In a Linux environment sed and awk are powerful tools you can use to change lines of code. grep will also typically be used to identify patterns. However you could also consider that using base.Channel and other Genero classes you can write a Genero program to read a source file and write a transformed source file.

grep -c pattern file | grep -v ":0", is a handy usage of grep you can use to identify files. This can be used in a for loop to perform a task on a select group of files like so …for filename in `grep -c pattern file | grep -v ":0" | cut -d ":" -f1

wc -l can be used to tell you how many lines of code you are dealing with.
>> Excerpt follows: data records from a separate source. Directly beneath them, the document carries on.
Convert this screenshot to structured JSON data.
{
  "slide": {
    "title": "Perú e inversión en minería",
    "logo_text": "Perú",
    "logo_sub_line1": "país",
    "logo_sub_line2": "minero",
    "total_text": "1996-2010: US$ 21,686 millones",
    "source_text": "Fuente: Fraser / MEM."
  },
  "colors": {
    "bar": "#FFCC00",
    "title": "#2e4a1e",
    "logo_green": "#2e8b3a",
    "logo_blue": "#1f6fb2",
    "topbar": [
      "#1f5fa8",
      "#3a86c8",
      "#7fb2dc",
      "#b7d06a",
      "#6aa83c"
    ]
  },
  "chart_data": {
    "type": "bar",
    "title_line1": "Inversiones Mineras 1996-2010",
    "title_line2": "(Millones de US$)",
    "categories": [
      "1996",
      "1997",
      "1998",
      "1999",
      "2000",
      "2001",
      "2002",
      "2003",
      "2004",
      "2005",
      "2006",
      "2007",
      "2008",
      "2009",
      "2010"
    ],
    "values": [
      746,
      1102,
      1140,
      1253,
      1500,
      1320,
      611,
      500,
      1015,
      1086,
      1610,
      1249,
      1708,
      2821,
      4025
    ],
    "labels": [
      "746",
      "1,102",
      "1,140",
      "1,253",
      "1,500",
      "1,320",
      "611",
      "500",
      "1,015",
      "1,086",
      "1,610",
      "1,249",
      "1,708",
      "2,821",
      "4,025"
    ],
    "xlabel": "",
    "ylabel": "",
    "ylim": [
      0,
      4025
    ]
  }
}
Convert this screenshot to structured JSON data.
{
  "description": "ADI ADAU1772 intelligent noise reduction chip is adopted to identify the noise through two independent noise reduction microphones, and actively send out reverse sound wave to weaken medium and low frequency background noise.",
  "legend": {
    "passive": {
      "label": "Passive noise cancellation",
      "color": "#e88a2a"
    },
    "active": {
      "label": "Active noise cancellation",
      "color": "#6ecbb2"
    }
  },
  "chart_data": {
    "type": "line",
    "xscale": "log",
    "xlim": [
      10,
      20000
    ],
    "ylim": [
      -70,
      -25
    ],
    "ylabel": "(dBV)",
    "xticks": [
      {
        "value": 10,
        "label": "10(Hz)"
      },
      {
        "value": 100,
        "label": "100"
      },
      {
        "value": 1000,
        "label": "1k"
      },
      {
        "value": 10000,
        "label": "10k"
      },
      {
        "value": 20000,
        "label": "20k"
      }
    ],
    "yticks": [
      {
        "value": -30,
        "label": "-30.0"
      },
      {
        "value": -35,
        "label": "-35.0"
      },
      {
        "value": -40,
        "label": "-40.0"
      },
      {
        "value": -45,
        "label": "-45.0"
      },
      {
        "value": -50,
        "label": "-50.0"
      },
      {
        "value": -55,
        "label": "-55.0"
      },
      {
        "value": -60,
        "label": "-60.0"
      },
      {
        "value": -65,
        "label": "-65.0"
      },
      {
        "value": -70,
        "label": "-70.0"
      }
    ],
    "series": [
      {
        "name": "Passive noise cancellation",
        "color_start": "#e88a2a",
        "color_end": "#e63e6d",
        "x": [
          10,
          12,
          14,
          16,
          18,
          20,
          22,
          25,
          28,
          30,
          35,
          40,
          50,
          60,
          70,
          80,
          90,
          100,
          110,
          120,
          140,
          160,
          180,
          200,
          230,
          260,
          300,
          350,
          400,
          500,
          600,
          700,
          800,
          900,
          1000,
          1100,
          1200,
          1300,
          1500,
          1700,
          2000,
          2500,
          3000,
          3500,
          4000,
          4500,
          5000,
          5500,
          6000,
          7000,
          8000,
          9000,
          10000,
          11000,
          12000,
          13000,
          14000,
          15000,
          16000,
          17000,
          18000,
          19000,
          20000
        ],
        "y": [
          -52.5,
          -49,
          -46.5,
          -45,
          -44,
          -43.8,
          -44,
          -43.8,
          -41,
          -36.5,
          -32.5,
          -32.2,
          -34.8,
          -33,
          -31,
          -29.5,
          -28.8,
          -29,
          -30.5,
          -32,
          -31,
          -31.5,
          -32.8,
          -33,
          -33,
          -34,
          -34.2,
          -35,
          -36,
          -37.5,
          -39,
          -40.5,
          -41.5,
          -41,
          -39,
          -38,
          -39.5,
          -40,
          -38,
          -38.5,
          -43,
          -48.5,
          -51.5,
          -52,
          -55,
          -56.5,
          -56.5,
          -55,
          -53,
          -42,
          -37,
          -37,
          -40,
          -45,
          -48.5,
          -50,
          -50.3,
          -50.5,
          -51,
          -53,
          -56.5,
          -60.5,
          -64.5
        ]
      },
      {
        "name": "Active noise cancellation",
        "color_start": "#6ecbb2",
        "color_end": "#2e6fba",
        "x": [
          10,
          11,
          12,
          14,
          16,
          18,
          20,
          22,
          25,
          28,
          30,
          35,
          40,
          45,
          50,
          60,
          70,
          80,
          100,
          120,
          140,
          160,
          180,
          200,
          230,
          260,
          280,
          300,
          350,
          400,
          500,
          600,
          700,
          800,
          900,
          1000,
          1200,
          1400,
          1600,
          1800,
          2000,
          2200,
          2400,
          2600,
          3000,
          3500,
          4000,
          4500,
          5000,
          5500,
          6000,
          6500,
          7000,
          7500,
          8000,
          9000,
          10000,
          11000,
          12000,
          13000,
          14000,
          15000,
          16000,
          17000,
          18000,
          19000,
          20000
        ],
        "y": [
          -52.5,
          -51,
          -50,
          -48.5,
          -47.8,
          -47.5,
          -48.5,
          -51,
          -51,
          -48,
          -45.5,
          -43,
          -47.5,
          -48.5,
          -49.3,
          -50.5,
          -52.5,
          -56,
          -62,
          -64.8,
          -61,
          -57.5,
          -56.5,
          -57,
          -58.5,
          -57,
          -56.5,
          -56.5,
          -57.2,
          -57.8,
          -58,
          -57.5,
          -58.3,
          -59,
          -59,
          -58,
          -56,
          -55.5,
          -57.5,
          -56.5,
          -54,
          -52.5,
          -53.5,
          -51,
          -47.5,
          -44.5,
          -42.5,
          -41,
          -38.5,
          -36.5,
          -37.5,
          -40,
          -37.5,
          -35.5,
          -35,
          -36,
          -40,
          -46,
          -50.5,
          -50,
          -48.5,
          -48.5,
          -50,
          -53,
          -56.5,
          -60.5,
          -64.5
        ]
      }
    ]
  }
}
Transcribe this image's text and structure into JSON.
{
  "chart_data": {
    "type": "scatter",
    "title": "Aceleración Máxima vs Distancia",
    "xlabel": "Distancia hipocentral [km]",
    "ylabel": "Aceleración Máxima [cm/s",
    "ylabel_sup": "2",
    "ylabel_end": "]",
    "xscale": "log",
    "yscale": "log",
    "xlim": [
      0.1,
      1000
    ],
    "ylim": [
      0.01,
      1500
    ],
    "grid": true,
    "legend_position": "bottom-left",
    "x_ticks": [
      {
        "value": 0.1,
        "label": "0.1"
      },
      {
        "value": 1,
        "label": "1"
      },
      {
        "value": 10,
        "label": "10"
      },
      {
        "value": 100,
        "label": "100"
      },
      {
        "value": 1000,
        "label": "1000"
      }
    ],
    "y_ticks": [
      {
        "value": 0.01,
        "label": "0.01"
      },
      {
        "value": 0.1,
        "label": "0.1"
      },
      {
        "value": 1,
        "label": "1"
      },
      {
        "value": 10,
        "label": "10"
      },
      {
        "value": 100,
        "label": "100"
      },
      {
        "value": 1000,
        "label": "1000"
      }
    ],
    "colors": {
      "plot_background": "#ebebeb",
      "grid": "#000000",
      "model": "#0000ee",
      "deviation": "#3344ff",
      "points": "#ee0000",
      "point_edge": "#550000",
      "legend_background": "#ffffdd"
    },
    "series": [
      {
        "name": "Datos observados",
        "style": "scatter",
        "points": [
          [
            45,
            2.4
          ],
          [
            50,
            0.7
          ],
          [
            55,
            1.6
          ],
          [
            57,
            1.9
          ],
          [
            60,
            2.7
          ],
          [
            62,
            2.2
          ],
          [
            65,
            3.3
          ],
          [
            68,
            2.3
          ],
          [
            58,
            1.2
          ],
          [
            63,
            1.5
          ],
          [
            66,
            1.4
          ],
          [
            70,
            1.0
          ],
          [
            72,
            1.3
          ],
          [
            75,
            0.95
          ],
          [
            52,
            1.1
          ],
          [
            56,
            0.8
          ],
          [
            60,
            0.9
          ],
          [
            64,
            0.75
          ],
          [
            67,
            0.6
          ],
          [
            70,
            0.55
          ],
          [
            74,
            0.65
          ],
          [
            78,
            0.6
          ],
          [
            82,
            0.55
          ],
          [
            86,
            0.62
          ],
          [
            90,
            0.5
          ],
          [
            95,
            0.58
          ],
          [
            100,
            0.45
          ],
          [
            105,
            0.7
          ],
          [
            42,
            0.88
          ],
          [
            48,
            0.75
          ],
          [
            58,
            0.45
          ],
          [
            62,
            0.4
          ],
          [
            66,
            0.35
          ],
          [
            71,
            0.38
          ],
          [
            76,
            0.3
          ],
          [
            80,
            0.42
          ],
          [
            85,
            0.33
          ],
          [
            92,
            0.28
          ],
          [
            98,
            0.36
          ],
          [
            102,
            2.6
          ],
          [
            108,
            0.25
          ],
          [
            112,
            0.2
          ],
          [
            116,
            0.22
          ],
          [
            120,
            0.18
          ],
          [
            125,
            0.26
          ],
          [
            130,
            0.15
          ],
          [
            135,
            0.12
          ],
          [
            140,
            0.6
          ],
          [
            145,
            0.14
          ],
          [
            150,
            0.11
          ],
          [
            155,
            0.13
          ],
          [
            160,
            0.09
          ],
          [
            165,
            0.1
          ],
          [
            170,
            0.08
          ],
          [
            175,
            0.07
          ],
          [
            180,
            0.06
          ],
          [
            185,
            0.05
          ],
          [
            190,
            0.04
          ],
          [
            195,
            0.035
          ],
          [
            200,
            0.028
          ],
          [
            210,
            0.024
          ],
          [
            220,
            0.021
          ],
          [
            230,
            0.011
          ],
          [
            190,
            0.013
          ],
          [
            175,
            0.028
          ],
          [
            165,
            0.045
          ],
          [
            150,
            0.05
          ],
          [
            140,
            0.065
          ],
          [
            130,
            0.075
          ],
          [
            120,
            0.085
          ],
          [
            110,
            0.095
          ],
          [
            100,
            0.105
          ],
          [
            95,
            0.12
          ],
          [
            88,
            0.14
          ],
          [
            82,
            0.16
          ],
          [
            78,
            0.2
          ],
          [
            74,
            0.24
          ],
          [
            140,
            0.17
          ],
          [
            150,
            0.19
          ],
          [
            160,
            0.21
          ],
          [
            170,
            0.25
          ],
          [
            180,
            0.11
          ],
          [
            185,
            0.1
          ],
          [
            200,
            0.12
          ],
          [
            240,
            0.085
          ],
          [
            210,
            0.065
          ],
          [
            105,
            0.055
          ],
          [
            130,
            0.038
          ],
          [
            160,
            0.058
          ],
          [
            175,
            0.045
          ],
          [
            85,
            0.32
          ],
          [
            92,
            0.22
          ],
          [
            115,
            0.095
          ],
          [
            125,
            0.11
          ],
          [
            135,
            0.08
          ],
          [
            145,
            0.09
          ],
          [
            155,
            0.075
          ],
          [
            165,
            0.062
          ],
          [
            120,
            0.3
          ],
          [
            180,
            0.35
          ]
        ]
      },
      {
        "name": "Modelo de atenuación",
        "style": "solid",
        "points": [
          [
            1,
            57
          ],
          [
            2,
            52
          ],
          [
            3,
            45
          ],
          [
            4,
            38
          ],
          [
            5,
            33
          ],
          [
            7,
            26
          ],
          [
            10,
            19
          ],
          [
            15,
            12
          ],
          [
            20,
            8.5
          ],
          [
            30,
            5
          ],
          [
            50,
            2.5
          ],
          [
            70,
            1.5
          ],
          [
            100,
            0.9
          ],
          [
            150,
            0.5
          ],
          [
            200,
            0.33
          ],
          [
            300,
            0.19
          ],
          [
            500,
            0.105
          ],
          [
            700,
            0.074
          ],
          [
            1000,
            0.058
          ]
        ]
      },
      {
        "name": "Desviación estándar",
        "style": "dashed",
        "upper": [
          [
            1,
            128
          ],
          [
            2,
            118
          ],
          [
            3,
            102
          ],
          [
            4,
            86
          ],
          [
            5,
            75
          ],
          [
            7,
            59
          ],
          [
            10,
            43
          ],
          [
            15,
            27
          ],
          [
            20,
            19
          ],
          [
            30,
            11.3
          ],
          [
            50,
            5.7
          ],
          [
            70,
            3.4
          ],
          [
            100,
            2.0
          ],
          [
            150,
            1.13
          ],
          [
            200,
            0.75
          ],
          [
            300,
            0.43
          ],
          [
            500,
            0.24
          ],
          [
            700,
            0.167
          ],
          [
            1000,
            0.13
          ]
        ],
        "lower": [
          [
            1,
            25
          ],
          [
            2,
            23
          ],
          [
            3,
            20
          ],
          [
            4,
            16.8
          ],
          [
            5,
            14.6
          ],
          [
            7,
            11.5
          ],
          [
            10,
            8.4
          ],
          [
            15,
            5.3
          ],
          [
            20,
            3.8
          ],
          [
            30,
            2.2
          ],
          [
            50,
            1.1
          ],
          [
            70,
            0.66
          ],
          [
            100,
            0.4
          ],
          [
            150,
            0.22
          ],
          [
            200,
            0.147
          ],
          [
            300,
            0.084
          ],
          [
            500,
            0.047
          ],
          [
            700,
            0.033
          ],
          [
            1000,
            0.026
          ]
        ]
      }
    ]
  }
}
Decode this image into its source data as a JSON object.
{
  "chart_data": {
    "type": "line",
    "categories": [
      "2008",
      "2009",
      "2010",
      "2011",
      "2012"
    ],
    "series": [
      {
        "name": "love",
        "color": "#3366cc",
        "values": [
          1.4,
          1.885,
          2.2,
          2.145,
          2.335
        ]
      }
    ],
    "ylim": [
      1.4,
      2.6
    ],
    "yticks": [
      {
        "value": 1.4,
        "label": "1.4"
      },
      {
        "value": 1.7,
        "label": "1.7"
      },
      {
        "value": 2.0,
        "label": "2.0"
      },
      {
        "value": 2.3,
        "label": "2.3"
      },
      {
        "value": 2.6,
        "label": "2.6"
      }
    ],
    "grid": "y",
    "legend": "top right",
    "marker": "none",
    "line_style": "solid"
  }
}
Alternate views of a file, such as producing a 42f or 4fd which are both XML from a .per, might help understand a form file better and give guidance as to how to automate a code change. Similarly using abstract syntax tree from gslint might help as well.

When making automated changes, I find they fall into categories :

can be automated and I trust the automation
can be automated but needs a human to verify it so leave a marker in the code for a human to remove after they have verified the code.
can’t be automated but where the change needs to be made can be automated and a marker can be inserted in the code identifying where a change needs to be made. This marker is removed as part of the process of making the change
can’t be automated and it can’t be accurately determined where the change is required so a marker might be put at the top of a file or function indicating manual effort required.

These markers can be used to track progress to date and work remaining.

SUMMARY

Your code is an asset. Just like a car or house it needs to be maintained, given a little love, and tweaked to take advantage of what is new. Having the right environment for your code base and being smart with your code can ensure that it is an asset that increases in value and not a liability.